While all 71 patients were able to receive the initial induction of CPX-351, three died before response assessment, leaving 68 available for further therapy and analysis. A total of 20 patients eventually received HSCT.
After a median of 36 days after the initial induction of CPX-351, 53.5 percent of the patients showed complete response. By the end of CPX treatment 70.4 percent of the participants were in complete remission, while 8.5 percent and 14.1 percent showed partial response or were refractory, respectively.

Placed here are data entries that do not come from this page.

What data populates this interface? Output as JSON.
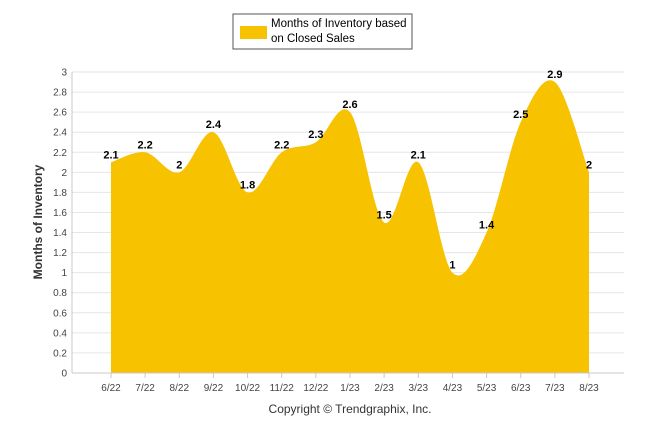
{
  "chart_data": {
    "type": "area",
    "categories": [
      "6/22",
      "7/22",
      "8/22",
      "9/22",
      "10/22",
      "11/22",
      "12/22",
      "1/23",
      "2/23",
      "3/23",
      "4/23",
      "5/23",
      "6/23",
      "7/23",
      "8/23"
    ],
    "series": [
      {
        "name": "Months of Inventory based on Closed Sales",
        "legend_lines": [
          "Months of Inventory based",
          "on Closed Sales"
        ],
        "values": [
          2.1,
          2.2,
          2.0,
          2.4,
          1.8,
          2.2,
          2.3,
          2.6,
          1.5,
          2.1,
          1.0,
          1.4,
          2.5,
          2.9,
          2.0
        ],
        "labels": [
          "2.1",
          "2.2",
          "2",
          "2.4",
          "1.8",
          "2.2",
          "2.3",
          "2.6",
          "1.5",
          "2.1",
          "1",
          "1.4",
          "2.5",
          "2.9",
          "2"
        ],
        "color": "#F7C200"
      }
    ],
    "ylabel": "Months of Inventory",
    "ylim": [
      0,
      3
    ],
    "yticks": [
      "0",
      "0.2",
      "0.4",
      "0.6",
      "0.8",
      "1",
      "1.2",
      "1.4",
      "1.6",
      "1.8",
      "2",
      "2.2",
      "2.4",
      "2.6",
      "2.8",
      "3"
    ],
    "grid": true,
    "legend_position": "top-center"
  },
  "footer": {
    "copyright": "Copyright © Trendgraphix, Inc."
  }
}
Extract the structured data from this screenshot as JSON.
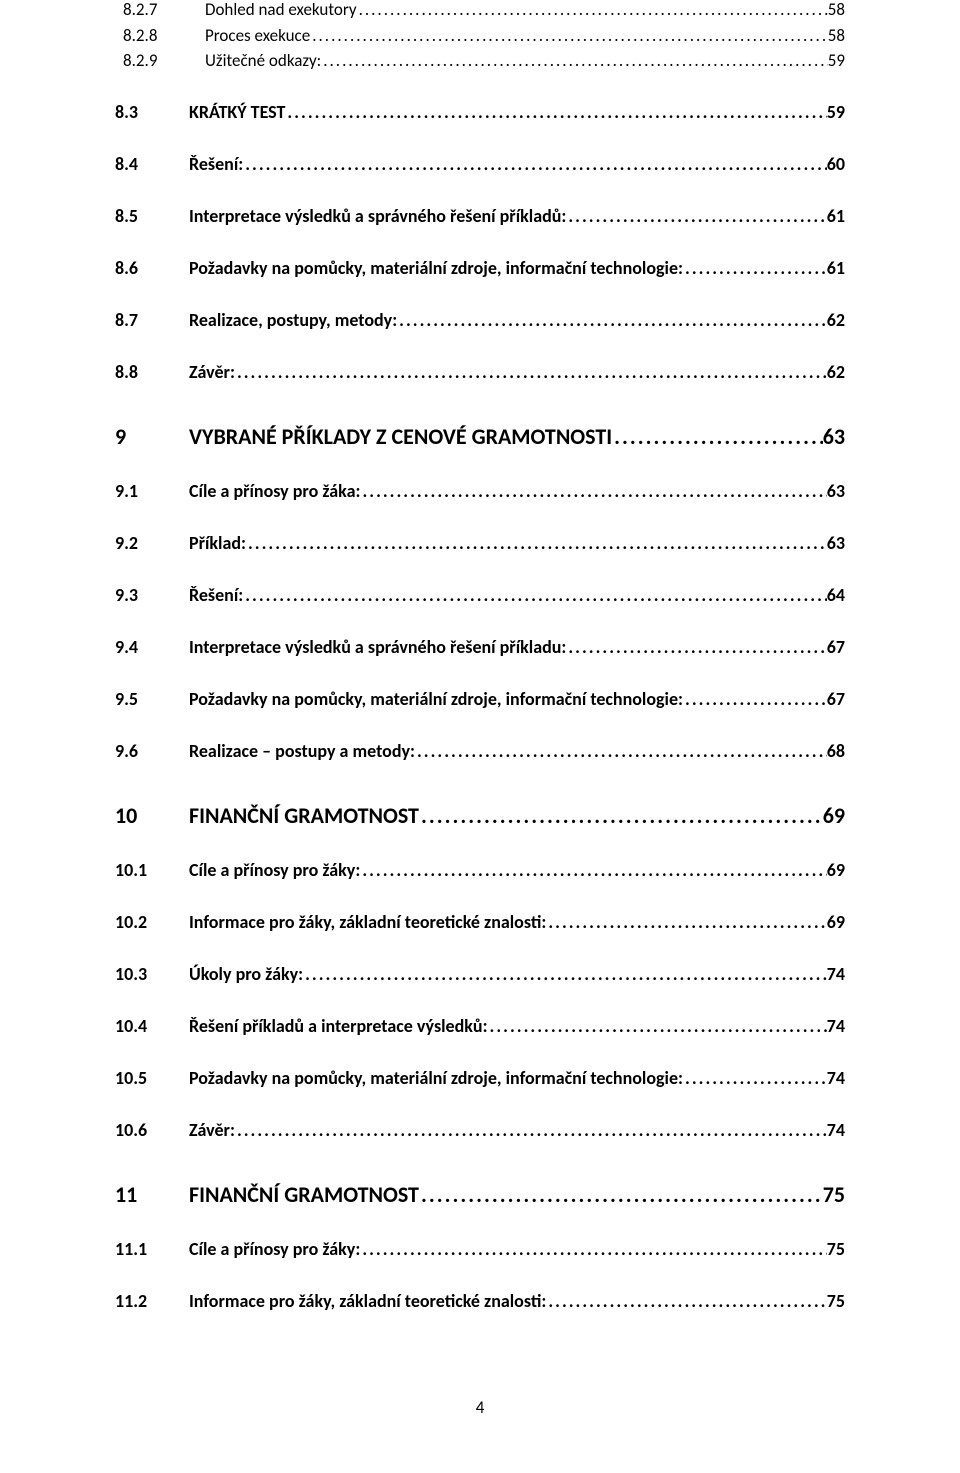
{
  "page_number": "4",
  "leader_dots": "..............................................................................................................................................................................................................................................",
  "entries": [
    {
      "level": 3,
      "num": "8.2.7",
      "title": "Dohled nad exekutory",
      "page": "58"
    },
    {
      "level": 3,
      "num": "8.2.8",
      "title": "Proces exekuce",
      "page": "58"
    },
    {
      "level": 3,
      "num": "8.2.9",
      "title": "Užitečné odkazy:",
      "page": "59"
    },
    {
      "level": 2,
      "num": "8.3",
      "title": "KRÁTKÝ TEST",
      "page": "59"
    },
    {
      "level": 2,
      "num": "8.4",
      "title": "Řešení:",
      "page": "60"
    },
    {
      "level": 2,
      "num": "8.5",
      "title": "Interpretace výsledků a správného řešení příkladů:",
      "page": "61"
    },
    {
      "level": 2,
      "num": "8.6",
      "title": "Požadavky na pomůcky, materiální zdroje, informační technologie:",
      "page": "61"
    },
    {
      "level": 2,
      "num": "8.7",
      "title": "Realizace, postupy, metody:",
      "page": "62"
    },
    {
      "level": 2,
      "num": "8.8",
      "title": "Závěr:",
      "page": "62"
    },
    {
      "level": 1,
      "num": "9",
      "title": "VYBRANÉ  PŘÍKLADY  Z CENOVÉ GRAMOTNOSTI",
      "page": "63"
    },
    {
      "level": 2,
      "num": "9.1",
      "title": "Cíle a přínosy pro žáka:",
      "page": "63"
    },
    {
      "level": 2,
      "num": "9.2",
      "title": "Příklad:",
      "page": "63"
    },
    {
      "level": 2,
      "num": "9.3",
      "title": "Řešení:",
      "page": "64"
    },
    {
      "level": 2,
      "num": "9.4",
      "title": "Interpretace výsledků a správného řešení příkladu:",
      "page": "67"
    },
    {
      "level": 2,
      "num": "9.5",
      "title": "Požadavky na pomůcky, materiální zdroje, informační technologie:",
      "page": "67"
    },
    {
      "level": 2,
      "num": "9.6",
      "title": "Realizace – postupy a metody:",
      "page": "68"
    },
    {
      "level": 1,
      "num": "10",
      "title": "FINANČNÍ GRAMOTNOST",
      "page": "69"
    },
    {
      "level": 2,
      "num": "10.1",
      "title": "Cíle a přínosy pro žáky:",
      "page": "69"
    },
    {
      "level": 2,
      "num": "10.2",
      "title": "Informace pro žáky, základní teoretické znalosti:",
      "page": "69"
    },
    {
      "level": 2,
      "num": "10.3",
      "title": "Úkoly pro žáky:",
      "page": "74"
    },
    {
      "level": 2,
      "num": "10.4",
      "title": "Řešení příkladů a interpretace výsledků:",
      "page": "74"
    },
    {
      "level": 2,
      "num": "10.5",
      "title": "Požadavky na pomůcky, materiální zdroje, informační technologie:",
      "page": "74"
    },
    {
      "level": 2,
      "num": "10.6",
      "title": "Závěr:",
      "page": "74"
    },
    {
      "level": 1,
      "num": "11",
      "title": "FINANČNÍ GRAMOTNOST",
      "page": "75"
    },
    {
      "level": 2,
      "num": "11.1",
      "title": "Cíle a přínosy pro žáky:",
      "page": "75"
    },
    {
      "level": 2,
      "num": "11.2",
      "title": "Informace pro žáky, základní teoretické znalosti:",
      "page": "75"
    }
  ]
}
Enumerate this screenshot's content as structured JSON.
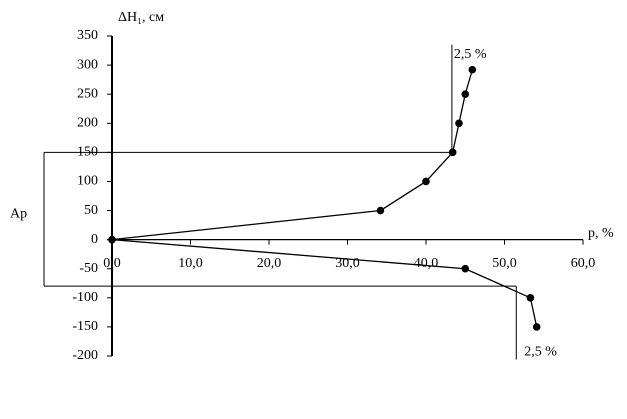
{
  "chart_data": {
    "type": "line",
    "ylabel": "ΔH₁, см",
    "xlabel": "p, %",
    "xlim": [
      0,
      60
    ],
    "xticks": [
      {
        "value": 0,
        "label": "0,0"
      },
      {
        "value": 10,
        "label": "10,0"
      },
      {
        "value": 20,
        "label": "20,0"
      },
      {
        "value": 30,
        "label": "30,0"
      },
      {
        "value": 40,
        "label": "40,0"
      },
      {
        "value": 50,
        "label": "50,0"
      },
      {
        "value": 60,
        "label": "60,0"
      }
    ],
    "ylim": [
      -200,
      350
    ],
    "yticks": [
      -200,
      -150,
      -100,
      -50,
      0,
      50,
      100,
      150,
      200,
      250,
      300,
      350
    ],
    "series": [
      {
        "color": "#000000",
        "x": [
          0,
          34.2,
          40,
          43.4,
          44.2,
          45,
          45.9
        ],
        "values": [
          0,
          50,
          100,
          150,
          200,
          250,
          292
        ]
      },
      {
        "color": "#000000",
        "x": [
          0,
          45,
          53.3,
          54.1
        ],
        "values": [
          0,
          -50,
          -100,
          -150
        ]
      }
    ],
    "layer": {
      "label": "Ap",
      "top": 150,
      "bottom": -80
    },
    "reference_lines": [
      {
        "label": "2,5 %",
        "x": 43.3,
        "from": 150,
        "to": 335
      },
      {
        "label": "2,5 %",
        "x": 51.5,
        "from": -80,
        "to": -206
      }
    ]
  }
}
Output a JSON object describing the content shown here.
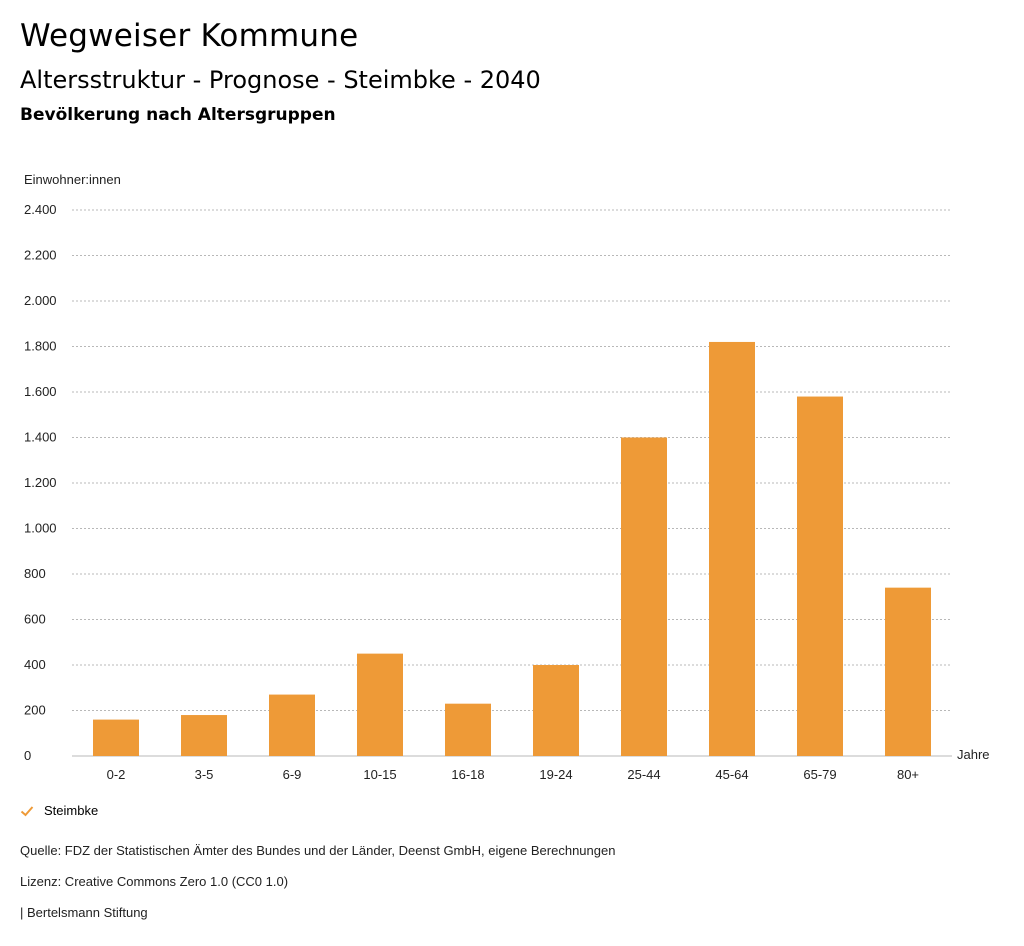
{
  "header": {
    "brand": "Wegweiser Kommune",
    "subtitle": "Altersstruktur - Prognose - Steimbke - 2040",
    "section_title": "Bevölkerung nach Altersgruppen"
  },
  "legend": {
    "label": "Steimbke",
    "color": "#ee9a37",
    "icon": "check-icon"
  },
  "footer": {
    "source": "Quelle: FDZ der Statistischen Ämter des Bundes und der Länder, Deenst GmbH, eigene Berechnungen",
    "license": "Lizenz: Creative Commons Zero 1.0 (CC0 1.0)",
    "publisher": "| Bertelsmann Stiftung"
  },
  "chart_data": {
    "type": "bar",
    "title": "",
    "ylabel": "Einwohner:innen",
    "xlabel": "Jahre",
    "ylim": [
      0,
      2400
    ],
    "yticks": [
      0,
      200,
      400,
      600,
      800,
      1000,
      1200,
      1400,
      1600,
      1800,
      2000,
      2200,
      2400
    ],
    "ytick_labels": [
      "0",
      "200",
      "400",
      "600",
      "800",
      "1.000",
      "1.200",
      "1.400",
      "1.600",
      "1.800",
      "2.000",
      "2.200",
      "2.400"
    ],
    "categories": [
      "0-2",
      "3-5",
      "6-9",
      "10-15",
      "16-18",
      "19-24",
      "25-44",
      "45-64",
      "65-79",
      "80+"
    ],
    "series": [
      {
        "name": "Steimbke",
        "color": "#ee9a37",
        "values": [
          160,
          180,
          270,
          450,
          230,
          400,
          1400,
          1820,
          1580,
          740
        ]
      }
    ],
    "grid": true,
    "grid_style": "dotted",
    "legend_position": "bottom-left"
  }
}
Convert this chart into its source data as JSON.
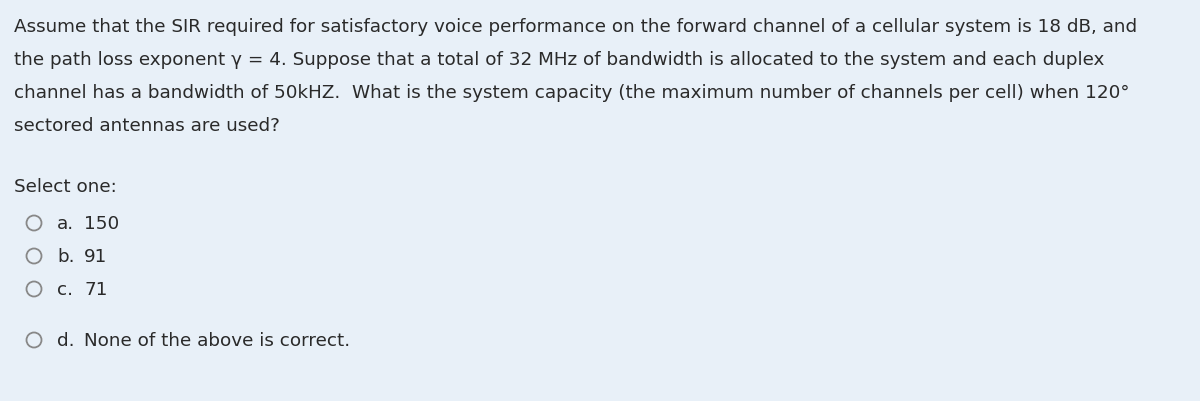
{
  "background_color": "#e8f0f8",
  "text_color": "#2a2a2a",
  "question_lines": [
    "Assume that the SIR required for satisfactory voice performance on the forward channel of a cellular system is 18 dB, and",
    "the path loss exponent γ = 4. Suppose that a total of 32 MHz of bandwidth is allocated to the system and each duplex",
    "channel has a bandwidth of 50kHZ.  What is the system capacity (the maximum number of channels per cell) when 120°",
    "sectored antennas are used?"
  ],
  "select_label": "Select one:",
  "options": [
    {
      "letter": "a.",
      "text": "150"
    },
    {
      "letter": "b.",
      "text": "91"
    },
    {
      "letter": "c.",
      "text": "71"
    },
    {
      "letter": "d.",
      "text": "None of the above is correct."
    }
  ],
  "font_size": 13.2,
  "figwidth": 12.0,
  "figheight": 4.02,
  "dpi": 100
}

Ten patients relapsed over a median duration of 11 months, and the 12-month cumulative incidence of relapse was calculated to be 23.6 percent. Notably, competing risk analysis showed that CIR dropped when consolidation therapy with HSCT was conducted after CPX-351 (p=0.012).
A total of 21 patients died, including five whose causes of death were treatment-related. Refractory disease was the most common reason for death. The resulting 12-month overall survival rate was 68.6 percent, and the median was not reached. As with the incidence or relapse, HSCT following CPX-351 was a significant predictor of longer survival (p=0.011).
“CPX-351 can induce good quality remissions with acceptable toxicity in the majority of patients, and increases results of HSCT, through a reduction of transplant-related mortality and post-transplant relapse rate,” the researchers said. Further efforts are needed to identify factors affecting treatment response and to investigate the efficacy of CPX-351 in combination with other agents.